Essentially, on the most simplistic level, if Georgia Southern fans want to pay their players, the Eagle Nation Collective — which is not directly affiliated with the university — is the most streamlined way to do so. It’s no different than other collectives around the country and the move might be a little bit late in the grand scheme of things.
That said, it’s better to be late than never introduce a university-endorsed NIL collective at all!
Georgia Southern Athletics continues to prioritize and increase its overall support for our student-athletes, including maximizing their NIL opportunities.
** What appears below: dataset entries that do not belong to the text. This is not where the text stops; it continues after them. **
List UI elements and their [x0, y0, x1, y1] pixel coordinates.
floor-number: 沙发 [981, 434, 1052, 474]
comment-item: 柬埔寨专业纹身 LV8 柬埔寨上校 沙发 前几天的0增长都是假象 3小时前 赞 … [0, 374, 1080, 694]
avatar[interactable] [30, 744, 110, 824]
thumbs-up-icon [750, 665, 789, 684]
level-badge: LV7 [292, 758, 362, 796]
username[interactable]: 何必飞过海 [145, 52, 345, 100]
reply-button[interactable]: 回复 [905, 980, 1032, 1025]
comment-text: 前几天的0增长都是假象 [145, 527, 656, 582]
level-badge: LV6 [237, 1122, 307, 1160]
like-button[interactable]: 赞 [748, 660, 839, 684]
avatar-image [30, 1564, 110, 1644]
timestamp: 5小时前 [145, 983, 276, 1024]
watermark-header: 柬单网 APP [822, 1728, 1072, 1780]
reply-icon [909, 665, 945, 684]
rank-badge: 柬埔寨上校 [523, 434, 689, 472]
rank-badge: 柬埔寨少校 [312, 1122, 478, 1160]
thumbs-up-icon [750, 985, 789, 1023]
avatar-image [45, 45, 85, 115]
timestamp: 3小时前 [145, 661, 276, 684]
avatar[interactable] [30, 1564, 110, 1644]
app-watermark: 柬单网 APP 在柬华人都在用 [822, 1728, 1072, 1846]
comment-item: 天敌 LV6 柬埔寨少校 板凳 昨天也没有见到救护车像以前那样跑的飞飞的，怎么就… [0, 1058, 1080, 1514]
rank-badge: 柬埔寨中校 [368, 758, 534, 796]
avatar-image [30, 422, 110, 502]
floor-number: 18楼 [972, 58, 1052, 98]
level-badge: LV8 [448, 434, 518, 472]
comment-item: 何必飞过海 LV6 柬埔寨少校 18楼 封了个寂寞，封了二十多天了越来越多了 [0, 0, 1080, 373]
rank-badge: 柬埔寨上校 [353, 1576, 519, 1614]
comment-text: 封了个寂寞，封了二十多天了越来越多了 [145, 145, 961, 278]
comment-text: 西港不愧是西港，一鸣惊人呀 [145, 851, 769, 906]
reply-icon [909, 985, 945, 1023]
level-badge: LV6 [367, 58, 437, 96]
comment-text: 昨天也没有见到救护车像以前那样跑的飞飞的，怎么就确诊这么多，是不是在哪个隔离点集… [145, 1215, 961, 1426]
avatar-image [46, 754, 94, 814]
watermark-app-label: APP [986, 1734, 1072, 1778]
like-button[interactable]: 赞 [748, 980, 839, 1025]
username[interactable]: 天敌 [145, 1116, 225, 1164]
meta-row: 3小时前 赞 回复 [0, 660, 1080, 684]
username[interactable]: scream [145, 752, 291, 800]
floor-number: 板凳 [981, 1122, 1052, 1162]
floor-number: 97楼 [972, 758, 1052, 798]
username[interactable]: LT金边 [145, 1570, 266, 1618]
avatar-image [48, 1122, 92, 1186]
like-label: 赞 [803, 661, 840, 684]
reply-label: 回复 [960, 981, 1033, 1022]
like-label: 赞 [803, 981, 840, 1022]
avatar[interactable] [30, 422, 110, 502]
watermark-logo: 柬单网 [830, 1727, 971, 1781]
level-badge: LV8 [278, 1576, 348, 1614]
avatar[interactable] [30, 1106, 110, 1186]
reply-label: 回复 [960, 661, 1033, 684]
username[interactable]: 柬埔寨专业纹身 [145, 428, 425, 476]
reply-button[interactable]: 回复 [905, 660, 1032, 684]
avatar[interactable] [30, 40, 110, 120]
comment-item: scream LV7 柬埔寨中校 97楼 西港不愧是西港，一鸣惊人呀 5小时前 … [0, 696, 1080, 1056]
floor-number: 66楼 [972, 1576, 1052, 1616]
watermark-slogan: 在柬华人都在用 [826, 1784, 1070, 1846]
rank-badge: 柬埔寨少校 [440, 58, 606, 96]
The Eagle Nation Collective is another opportunity for our fans, donors and alumni to support our student-athletes in their NIL-related activities while at Georgia Southern and when their careers are finished.
We fully support the Eagle Nation Collective.— Director of Athletics Jared Benko
To help get things up and running, the Eagle Nation Collective tapped into a surprisingly strong alumni base. No disrespect to Georgia Southern, which has established a relevant brand in the Southeast, but it wouldn’t be the first school you think of in terms of music or the NFL.
And yet, the Eagles have a decent group of talent on which to boast.
Georgia Southern’s collective went all-out for the rollout.
Buffalo Bills kicker Tyler Bass, Atlanta Falcons kicker Younghoe Koo and Chicago Bears cornerback Kindle Vildor are among those to push the collective and its efforts. As were two country music stars.
Cole Swindell, who majored in marketing at GSU, also got in the mix.
So did Luke Bryan. Bryan graduated from the university in 1999 with a degree in business administration.
For Luke Bryan and Cole Swindell to get involved with the NIL push is a big deal. They have big platforms in that part of the country, for one. Perhaps more importantly, they both reach a wide age demographic.
Getting high-profile, big-pocket boosters to donate to an NIL collective is one thing. Getting everyone else to donate is another. It has to be relatable. It has to be accesible.
Cole Swindell and Luke Bryan are both of those things.